Opeens staat de tram met een schok stil.
De bel die de trambestuurder heeft ingedrukt rinkelt nog steeds.
Dit keer is het waarschuwingssignaal te laat.
Ik zit achterin de tram en heb in eerste instantie niet door dat er iets ernstigs aan de hand is.
Buiten op straat zie ik politie en voorbijgangers die zich bijeen scharen en naar de voorkant van de tram staren.
Dan gaan de deuren van de tram open, hét teken dat de tram niet van plan is verder te rijden.
Ik ben nieuwsgierig naar wat ik zal aantreffen. Bang ook.
Als ik de tram uitstap heb ik nog niet besloten of ik door zal lopen zonder te kijken, of stil zal staan bij wat waarschijnlijk een ongeval is.
Ik nader de voorkant van de tram.
Ik kijk.
Een brommer ligt verpulverd onder de combino. Degene die er een paar minuten geleden nog zorgeloos op rondreed zie ik echter niet.
Ik loop verder, steek het kruispunt over en zie een groepje mensen in een kring om iets heen staan.

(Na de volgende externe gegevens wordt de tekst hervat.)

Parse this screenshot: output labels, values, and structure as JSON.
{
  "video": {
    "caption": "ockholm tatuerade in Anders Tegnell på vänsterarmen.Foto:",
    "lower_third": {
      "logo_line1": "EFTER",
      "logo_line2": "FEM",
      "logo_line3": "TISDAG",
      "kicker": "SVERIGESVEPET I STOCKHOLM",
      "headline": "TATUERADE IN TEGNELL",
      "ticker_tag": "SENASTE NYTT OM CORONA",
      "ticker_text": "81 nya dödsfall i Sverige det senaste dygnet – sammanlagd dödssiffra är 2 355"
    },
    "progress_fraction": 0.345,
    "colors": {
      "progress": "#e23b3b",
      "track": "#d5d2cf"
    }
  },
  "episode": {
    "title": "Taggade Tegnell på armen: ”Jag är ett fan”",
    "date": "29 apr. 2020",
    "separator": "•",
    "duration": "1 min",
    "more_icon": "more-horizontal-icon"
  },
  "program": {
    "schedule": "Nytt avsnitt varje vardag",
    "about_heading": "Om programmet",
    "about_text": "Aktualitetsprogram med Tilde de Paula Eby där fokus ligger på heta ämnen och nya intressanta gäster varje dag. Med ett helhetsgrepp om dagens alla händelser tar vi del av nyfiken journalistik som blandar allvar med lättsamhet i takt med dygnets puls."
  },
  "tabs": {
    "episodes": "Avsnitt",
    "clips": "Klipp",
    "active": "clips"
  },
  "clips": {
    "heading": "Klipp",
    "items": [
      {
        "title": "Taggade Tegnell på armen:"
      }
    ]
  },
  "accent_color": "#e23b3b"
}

Het is de bestuurder van de brommer. Hij ziet er jong uit. Omgeven door politie zit hij op de grond, in zijn hand een doek om het bloed te deppen dat over zijn gezicht stroomt.

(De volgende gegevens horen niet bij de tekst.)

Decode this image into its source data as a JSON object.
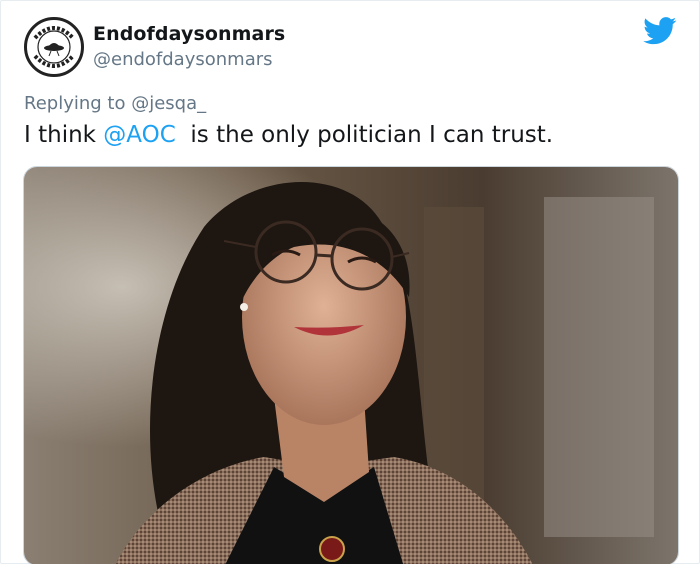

Hij ziet er geschrokken uit.
Ik heb geen idee wie er in de fout is gegaan. Het doet er nu ook niet toe.
Beide bestuurders hebben hun lesje geleerd.

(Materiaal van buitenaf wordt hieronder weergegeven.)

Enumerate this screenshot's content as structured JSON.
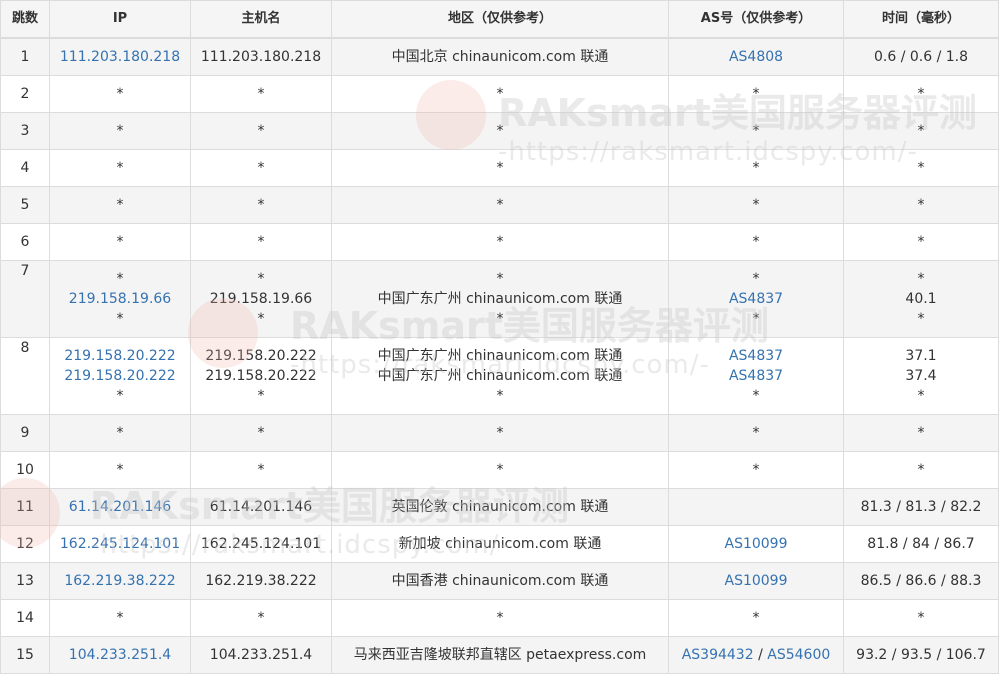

De jongen mag blij zijn dat hij nog leeft. Mocht hij de fout hebben gemaakt, dan hoop ik dat hij voortaan behoedzamer door de stad gaat scheuren.
Ik wil geen ramptoerist zijn en laat de boel de boel. Lopend vervolg ik mijn weg richting huis.
In de verte hoor ik de sirene van een ambulance loeien.